Craig Simpson, The Telegraph, September 8, 2023
More than 100 of Britain’s most distinguished families have signed up to a campaign to provide reparations for slavery, it can be revealed.
Heirs of Slavery was founded by Laura Trevalyan, the former BBC correspondent, who has pledged £100,000 of her own money to fund projects aimed at helping the descendants of slaves in Grenada, where her aristocratic forebears owned plantations.
The Telegraph can now reveal that more than 100 British families have signed up to Ms Trevalyan’s campaign, including serving politicians, City traders, and members of the landed gentry.
These heirs of powerful and storied families from Britain’s imperial history are soon set to convene in order to establish how they can practically atone for the actions of their slave-owning ancestors.
Speaking to The Telegraph in Grenada, Ms Trevelyan explained that this was the start of a growing “movement, saying: “Over 100 have come to us. Over 100 descendants of slave owners in the British Caribbean.
“Those are people who want to know how to support our work, how to research their ancestry, how to go about addressing this and going about repair.”
She added: “There is all of this momentum to towards repertory justice, whatever it means, in the wake of Black Lives Matter It’s a question of how to channel all this moment and all this energy.”
The Heirs of Slavery group aims to follow the lead of Caricom (Caribbean Community), a political and economic union of 15 member states in the region, which has pushed for reparations and devised a 10-point plan for how they should be made by European powers. Their plan includes increasing education on slavery, formal apologies, and cash for development.
A total of 125 families whose ancestors owned slaves have contacted the group.
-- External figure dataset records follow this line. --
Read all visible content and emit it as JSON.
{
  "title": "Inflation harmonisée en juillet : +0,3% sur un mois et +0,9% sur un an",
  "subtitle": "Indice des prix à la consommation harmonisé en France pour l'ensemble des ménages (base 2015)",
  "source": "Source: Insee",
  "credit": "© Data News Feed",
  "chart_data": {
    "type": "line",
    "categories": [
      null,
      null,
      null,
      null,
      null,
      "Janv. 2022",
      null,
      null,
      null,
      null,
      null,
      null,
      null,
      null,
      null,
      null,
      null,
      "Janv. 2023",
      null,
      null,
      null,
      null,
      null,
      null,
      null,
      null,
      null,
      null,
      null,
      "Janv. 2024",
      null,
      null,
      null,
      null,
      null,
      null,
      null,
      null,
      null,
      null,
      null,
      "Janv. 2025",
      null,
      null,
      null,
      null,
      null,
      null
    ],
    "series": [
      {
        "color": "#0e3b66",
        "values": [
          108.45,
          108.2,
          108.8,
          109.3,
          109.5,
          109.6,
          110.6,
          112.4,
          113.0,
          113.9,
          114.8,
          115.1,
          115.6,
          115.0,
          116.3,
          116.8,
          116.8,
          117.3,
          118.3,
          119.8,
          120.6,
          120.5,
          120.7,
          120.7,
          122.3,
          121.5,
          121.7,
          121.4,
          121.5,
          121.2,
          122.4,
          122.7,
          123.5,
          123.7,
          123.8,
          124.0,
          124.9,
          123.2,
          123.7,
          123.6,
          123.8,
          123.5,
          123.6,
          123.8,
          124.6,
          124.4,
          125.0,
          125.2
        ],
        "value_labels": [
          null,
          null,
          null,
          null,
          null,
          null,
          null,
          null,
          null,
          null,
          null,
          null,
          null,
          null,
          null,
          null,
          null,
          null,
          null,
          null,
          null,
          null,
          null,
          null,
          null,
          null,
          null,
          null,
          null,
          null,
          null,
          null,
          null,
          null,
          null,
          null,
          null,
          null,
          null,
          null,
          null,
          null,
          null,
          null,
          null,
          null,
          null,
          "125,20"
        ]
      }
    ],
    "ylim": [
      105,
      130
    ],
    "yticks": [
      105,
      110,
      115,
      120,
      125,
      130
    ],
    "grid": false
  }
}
The vast majority are based in Britain, but a small number live in the US, Australia and New Zealand.
Alongside the co-founders of the group, which include David Lascelles, the Earl of Harewood, and Charlie Gladstone, a descendant of Britain’s four-time prime minister, Heirs of Slavery has been contacted by former Tory MP Antoinette Sandbach, whose ancestors built vast estates with slave wealth.
The group has also been approached by Nick Hibbert Steele, a descendant of slave owner George Hibbert, whose vast wealth helped found the West India Docks and the RNLI.
Other establishment figures in politics, academia and the City who have signed up have not yet gone public.
It is understand that a large percentage of the families now attached to the Heirs of Slavery have links to slave plantations in Jamaica, Barbados, and Guyana.
Ms Trevelyan, who has been in Grenada to observe how her own financial pledge might be spent, said it is “It’s no coincidence that wealthy families today are descended from those who gained their wealth through slavery.”
She added that large families might need time to “get their ducks in a row” and decide what they want to do collectively. An inaugural conference of Heirs of Slavery is set to take place in London in November to help to decide what the families will do.
This will be done with the help of Reparations Commissions from individual Caribbean states, who will be asked to offer guidance on what form reparations could take, and where they will have the most benefit. Funding for development has been a key demand from chairs of these commissions.
The Gladstone family recently made a formal apology in Guyana, and it can be revealed that the Trevelyans have approached the Charity Commission to establish the Trevelyan Grenada Reparations Fund so future generations of the family can continue to offer reparatory justice, a path other families could follow.
It is understood that other heirs are only just beginning to look into their ancestral links, including Ms Sandbach, who has called for records of her family history to be digitised. One strand of the Heirs of Slavery group’s work will be seeking to make personal family records public to help people in the Caribbean better understand their history.
Britain had extensive colonial possessions in the Caribbean, alongside the French and Dutch. The 15 Caricom member nations have demanded reparations from European countries to address the wealth that was extracted from their countries through slavery, and underdevelopment prior to independence, with a 10-point plan on how to do this issued in 2014.